さて、このパーツは結構大きくて、横方向で印紙8枚分の幅があります。そこでこのパーツがシートの中でどこに入り得るのかを考えると、シート上の位置としては次の図に示す3通り(a,bもしくはc)しかありえません(これ以外だとどこかがシートからはみ出てしまいます)。また、版が二つあって、それぞれの版のシートに当てはまるのが3通りなので、全体の可能性としては3x2=6通りとなります。
しかしながら、シート状の位置がc)であれば縦5枚ストリップの一番目の印紙はPos.8になりますが、先程述べたとおり、この印紙にはエラーがないので、Plate IIではありえないことになって可能性が一つ減ります。この結果、このパーツが当てはまるのは版とシート上の組み合わせとして5通りになりました。エラー付き印紙の位置情報のおかげで選択肢を1つ減らすことができたことになります。
このように選択肢がある程度まで絞られた段階で登場するのが、冒頭で紹介した主役の一人、1枚目がタスキ落ちエラーの縦5枚ストリップです。
上の図で連結パーツがシート上で取りうる場所を再度確認すると、連結された横3枚ストリップは、全体パーツのシート上の位置がa,b,cいずれの位置でもどこかで必ず第8列目と重なることがわかります。aだと右端、bだと真ん中、cだと左端の印紙が第8列目になりますね。
さて、このエラー付き縦5枚ストリップは、エラー印紙の情報(Plate II, Pos. 8)からPlate IIの第8列目の縦5枚ということがわかっているので、この縦5枚ストリップの上から二枚目の印紙が、
1) 横3枚ストリップの右端もしくは真ん中の印紙と同一(すなわちパーツがaもしくはbの位置)であれば、パーツ全体がPlate IIとなり、かつポジションも確定する、
2) 上のように一致しなければ、パーツ全体はPlate Iで、シート上の位置は3通り(a,bもしくはc)考えられる、
のように、多くのことがらがわかるキーポイントであることがわかります。
そこでドキドキしながら調べてみると、エラー付き縦5枚ストリップの上から二枚目の印紙は、横3枚ストリップの右端の印紙と同一であることが分かりました。
この瞬間に、連結パーツの全ての印紙がPlateIIであることがわかり、連結パーツのシート上の位置がaであることから、全ての印紙のシート上の位置、すなわちポジションも一気に確定しました。
以降は、同様の手順でこのパーツ(Plate II)と連結するペア、ストリップやブロックを探し、パーツを拡張するとともに、Plate IIに当てはまらないものはPlate Iとして、そちらで同様の捜索作業を行う、ということを延々と繰り返すことで、約2年がかりで、ようやくお披露目できるような状態まで仕上げることができた次第です。

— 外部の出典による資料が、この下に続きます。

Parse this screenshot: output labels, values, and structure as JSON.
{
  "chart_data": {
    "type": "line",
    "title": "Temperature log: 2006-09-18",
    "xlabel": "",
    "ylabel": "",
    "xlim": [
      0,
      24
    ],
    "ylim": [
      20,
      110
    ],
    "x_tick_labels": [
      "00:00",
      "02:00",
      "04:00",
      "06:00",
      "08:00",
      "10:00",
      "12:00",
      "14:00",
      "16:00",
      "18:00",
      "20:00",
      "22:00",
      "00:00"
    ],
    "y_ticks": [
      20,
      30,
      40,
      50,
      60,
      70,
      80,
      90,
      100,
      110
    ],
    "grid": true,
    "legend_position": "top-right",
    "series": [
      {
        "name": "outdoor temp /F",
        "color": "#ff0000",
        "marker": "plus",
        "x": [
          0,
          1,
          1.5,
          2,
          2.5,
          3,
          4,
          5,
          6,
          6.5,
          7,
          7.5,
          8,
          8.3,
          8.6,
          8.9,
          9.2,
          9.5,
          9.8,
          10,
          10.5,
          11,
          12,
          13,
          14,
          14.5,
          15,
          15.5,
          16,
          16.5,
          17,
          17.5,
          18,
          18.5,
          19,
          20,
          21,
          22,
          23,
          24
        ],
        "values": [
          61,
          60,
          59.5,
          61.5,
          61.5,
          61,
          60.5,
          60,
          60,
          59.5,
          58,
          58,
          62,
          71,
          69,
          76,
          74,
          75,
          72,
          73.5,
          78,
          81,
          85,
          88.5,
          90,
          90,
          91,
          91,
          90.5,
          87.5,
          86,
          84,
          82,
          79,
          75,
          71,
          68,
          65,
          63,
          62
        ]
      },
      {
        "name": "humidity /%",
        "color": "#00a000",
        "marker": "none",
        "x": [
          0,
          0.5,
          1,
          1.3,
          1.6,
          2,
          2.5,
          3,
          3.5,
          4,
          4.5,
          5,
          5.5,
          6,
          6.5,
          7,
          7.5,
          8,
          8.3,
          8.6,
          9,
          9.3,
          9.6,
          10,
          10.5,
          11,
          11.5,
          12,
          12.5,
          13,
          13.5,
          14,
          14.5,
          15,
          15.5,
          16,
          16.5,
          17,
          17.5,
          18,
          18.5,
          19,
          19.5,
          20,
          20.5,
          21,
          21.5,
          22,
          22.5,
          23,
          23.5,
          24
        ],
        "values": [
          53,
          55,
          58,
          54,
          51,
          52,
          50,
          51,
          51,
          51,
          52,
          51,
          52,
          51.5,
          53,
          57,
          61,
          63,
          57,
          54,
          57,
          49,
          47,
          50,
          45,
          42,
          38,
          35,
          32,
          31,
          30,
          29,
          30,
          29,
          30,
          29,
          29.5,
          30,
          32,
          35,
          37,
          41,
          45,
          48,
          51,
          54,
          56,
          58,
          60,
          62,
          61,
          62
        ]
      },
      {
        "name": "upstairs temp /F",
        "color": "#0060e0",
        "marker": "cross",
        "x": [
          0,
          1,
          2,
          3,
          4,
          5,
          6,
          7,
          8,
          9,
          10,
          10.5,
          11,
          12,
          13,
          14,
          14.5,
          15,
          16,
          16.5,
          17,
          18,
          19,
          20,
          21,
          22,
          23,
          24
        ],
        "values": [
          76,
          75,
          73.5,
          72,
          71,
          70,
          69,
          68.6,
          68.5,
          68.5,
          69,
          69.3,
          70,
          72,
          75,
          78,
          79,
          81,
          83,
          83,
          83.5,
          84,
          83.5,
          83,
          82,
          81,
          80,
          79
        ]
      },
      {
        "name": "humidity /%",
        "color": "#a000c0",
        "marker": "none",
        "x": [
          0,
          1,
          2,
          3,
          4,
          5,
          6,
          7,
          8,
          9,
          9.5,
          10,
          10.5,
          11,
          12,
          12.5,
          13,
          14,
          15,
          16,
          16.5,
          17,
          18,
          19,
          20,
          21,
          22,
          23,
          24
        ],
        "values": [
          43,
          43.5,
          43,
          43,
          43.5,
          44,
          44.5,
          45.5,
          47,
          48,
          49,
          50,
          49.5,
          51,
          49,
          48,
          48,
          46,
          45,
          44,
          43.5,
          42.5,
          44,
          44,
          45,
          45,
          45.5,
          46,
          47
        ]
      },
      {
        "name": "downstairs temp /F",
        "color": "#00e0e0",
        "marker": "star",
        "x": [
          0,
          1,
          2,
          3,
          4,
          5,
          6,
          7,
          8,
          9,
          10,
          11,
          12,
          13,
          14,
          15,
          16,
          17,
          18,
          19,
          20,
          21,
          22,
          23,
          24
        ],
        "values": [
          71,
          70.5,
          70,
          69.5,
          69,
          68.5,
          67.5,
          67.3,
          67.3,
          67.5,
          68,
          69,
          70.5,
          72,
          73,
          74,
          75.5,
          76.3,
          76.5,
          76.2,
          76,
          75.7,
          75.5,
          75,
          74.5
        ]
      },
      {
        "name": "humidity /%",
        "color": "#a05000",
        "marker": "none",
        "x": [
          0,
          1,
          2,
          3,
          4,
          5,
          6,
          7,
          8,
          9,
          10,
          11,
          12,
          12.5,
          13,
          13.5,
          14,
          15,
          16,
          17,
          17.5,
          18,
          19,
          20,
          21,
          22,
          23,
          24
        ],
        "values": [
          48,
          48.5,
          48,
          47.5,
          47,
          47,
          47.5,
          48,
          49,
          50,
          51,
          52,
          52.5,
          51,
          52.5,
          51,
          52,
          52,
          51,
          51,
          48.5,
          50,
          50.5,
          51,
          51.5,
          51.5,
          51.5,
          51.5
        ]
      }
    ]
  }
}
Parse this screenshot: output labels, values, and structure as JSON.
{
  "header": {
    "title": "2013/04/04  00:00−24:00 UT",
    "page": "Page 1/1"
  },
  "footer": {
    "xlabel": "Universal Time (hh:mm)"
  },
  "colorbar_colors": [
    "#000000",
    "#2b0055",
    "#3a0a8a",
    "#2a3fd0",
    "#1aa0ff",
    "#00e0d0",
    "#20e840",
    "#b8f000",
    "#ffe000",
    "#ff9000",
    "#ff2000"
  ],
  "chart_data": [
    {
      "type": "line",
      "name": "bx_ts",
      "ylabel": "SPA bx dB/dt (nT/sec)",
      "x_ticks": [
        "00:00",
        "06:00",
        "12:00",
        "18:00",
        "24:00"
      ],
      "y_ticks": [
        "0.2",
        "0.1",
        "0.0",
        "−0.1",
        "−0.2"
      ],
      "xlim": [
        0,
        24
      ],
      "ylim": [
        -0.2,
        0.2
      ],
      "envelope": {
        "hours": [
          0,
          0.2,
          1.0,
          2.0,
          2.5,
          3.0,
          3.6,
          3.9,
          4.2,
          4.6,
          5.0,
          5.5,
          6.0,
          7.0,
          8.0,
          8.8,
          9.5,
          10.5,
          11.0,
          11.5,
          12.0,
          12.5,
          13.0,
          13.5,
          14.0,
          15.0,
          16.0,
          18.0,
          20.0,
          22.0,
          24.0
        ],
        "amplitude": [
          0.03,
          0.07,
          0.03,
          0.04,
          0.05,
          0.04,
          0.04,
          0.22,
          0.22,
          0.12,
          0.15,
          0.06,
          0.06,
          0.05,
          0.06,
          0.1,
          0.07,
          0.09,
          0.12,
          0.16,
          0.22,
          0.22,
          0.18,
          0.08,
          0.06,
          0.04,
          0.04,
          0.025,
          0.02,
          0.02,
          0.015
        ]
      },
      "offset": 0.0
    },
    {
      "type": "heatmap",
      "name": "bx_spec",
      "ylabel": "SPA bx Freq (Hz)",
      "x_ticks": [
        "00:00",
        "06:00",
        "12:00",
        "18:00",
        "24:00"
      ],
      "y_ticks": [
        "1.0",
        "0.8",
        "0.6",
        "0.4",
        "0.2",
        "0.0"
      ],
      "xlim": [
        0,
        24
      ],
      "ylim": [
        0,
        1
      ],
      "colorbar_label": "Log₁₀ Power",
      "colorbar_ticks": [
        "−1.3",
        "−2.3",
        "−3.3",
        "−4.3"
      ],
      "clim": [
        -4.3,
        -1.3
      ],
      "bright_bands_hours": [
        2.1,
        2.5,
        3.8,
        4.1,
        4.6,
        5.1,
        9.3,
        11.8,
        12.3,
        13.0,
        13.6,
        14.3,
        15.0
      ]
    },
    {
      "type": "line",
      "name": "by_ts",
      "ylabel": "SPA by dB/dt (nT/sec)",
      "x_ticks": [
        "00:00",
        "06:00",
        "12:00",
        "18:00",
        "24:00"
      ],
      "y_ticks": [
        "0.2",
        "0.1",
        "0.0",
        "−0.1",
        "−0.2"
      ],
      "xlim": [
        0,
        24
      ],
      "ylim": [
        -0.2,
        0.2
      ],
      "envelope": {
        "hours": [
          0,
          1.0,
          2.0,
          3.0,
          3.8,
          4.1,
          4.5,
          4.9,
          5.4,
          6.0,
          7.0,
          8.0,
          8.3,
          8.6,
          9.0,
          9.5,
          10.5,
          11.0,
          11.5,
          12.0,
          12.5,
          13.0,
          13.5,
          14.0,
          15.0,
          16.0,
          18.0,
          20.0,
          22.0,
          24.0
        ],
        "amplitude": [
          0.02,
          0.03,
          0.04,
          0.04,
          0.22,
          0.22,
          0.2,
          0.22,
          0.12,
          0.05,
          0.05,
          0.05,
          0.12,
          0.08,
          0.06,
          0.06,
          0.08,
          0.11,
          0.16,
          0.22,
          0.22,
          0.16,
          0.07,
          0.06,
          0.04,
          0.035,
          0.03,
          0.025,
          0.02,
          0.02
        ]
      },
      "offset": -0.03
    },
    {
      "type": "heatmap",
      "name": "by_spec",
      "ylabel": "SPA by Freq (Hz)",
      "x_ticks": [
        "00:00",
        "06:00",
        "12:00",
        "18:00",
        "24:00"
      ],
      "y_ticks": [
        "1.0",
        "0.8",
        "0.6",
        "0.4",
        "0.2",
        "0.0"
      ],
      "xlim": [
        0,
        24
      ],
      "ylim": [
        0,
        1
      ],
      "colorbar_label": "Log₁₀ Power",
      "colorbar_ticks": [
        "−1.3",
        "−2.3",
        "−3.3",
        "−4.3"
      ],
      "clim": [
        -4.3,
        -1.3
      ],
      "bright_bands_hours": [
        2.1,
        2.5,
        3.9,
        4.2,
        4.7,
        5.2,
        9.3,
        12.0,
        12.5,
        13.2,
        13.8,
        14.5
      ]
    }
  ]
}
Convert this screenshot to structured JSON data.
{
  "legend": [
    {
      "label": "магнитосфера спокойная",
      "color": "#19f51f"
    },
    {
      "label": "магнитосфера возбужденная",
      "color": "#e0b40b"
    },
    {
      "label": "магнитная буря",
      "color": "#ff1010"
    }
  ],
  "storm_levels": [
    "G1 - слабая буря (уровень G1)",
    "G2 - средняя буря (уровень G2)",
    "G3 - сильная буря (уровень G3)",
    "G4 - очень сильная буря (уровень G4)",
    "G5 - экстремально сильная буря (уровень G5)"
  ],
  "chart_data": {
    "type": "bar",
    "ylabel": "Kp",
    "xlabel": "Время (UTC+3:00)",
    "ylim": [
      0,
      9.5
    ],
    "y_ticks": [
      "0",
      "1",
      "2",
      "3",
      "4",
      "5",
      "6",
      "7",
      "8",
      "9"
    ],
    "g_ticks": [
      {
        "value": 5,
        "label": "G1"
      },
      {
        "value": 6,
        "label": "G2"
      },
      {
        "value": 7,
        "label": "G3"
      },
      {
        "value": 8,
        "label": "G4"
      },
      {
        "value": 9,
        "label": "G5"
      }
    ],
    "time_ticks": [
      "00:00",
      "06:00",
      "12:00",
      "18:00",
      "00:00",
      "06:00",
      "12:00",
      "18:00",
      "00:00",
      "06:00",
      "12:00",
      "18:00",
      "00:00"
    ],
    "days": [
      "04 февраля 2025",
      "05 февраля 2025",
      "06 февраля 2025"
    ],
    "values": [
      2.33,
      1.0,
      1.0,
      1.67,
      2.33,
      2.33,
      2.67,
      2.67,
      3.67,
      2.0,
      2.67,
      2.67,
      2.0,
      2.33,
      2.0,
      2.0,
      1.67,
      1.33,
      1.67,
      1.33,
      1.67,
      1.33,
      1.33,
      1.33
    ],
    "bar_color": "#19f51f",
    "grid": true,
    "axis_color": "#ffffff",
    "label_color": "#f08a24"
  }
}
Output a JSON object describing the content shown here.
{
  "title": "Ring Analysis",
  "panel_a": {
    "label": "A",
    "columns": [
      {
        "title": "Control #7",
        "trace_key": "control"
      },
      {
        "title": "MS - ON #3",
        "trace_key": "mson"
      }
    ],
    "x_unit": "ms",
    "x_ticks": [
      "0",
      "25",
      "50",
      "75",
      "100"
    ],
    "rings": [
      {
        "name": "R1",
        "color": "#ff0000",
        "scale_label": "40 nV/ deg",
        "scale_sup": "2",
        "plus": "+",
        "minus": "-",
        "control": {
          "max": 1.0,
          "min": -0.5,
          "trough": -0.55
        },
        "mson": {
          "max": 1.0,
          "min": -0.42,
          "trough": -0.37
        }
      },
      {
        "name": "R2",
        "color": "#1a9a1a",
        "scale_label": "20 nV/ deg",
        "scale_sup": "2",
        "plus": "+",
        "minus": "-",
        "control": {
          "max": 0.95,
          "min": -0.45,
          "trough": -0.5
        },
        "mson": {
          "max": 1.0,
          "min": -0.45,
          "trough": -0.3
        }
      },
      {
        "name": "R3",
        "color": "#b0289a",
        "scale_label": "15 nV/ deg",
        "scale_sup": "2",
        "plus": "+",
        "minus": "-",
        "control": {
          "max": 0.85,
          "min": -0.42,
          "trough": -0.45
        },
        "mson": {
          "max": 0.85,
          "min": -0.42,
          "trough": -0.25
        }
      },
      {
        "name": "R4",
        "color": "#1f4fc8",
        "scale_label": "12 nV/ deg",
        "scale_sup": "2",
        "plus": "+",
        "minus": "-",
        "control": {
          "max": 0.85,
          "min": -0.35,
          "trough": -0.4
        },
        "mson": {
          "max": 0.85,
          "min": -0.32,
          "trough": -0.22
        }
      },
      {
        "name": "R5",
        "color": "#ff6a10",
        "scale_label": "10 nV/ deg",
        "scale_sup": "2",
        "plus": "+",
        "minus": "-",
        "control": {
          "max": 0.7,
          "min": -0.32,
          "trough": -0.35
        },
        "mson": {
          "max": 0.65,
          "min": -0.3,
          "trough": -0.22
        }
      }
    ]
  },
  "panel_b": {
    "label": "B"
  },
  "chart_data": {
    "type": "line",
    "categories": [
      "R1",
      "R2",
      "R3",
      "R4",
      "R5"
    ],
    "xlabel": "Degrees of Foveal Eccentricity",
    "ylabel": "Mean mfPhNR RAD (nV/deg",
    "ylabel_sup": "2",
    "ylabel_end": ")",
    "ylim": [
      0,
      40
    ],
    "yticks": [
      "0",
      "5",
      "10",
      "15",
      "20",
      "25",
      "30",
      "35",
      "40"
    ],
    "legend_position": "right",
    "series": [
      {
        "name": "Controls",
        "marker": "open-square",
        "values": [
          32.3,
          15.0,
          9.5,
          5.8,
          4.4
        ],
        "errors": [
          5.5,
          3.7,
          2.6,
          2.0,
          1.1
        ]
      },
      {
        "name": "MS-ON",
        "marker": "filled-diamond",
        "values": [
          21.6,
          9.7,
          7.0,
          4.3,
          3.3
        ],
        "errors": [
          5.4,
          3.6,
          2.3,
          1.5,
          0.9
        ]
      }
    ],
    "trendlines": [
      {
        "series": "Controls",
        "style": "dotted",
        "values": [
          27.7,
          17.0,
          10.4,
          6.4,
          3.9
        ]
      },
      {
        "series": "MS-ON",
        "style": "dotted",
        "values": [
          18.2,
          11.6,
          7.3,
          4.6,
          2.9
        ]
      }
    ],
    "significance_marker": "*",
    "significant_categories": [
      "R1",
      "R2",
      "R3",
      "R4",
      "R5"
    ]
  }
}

まさに論理パズルを解くような作業で、最後の方に近づくにつれて一気に加速するという面白い経験でした。
私の場合、プレートリコンストラクションが成功したのは、この例で紹介した横7枚ストリップがあったことが非常に大きな役割を果たしていると考えています。現在では、この横7枚ストリップが無かったとしても同じ結果が得られることが確認できていますが、恐らくプラス1年以上はかかった可能性があります。如何に横ストリップが重要な役割を果たすのかということを身に染みて感じた次第です。
面白いことに、作業の前半はここで紹介した続きでPlate IIが順調に進んだのですが、後半になって、大きなパーツ3個ができたもののそれら同士の並び順が長らく分からなかったPlate Iで大きな進展がみられ、そのおかげでPlate IIで行き詰まっていたいくつかのポジションが一気に確定した、ということがありました。推論を重ねていき、それが一気に解消したという感じで、実に心地よい瞬間でした。
このような経緯でようやくフルシートの形ができたのですが、両方の版でそれぞれ2つのポジションに上手く連結するペア、ストリップにまだ出会えておらず、どのポジションにも所属しない4枚の印紙を、長谷川(2022)のブロック画像と照合してシートの穴を埋めてある状況です。したがって、正確に言えばシート再構築は完了したものの、真のプレートリコンストラクションまであと4手という、ゴール寸前の状態であります。
面白いもので、手持ちの沢山のペアを見てみても、抜けているポジションと重なるものは現時点では見つかっておらず、リコンストラクションの神さまに最後にちょっとした意地悪をされているようです。何事も同じですが、一緒懸命に探している間はダメで、力を抜いたころにふと巡りあえるような気がしています。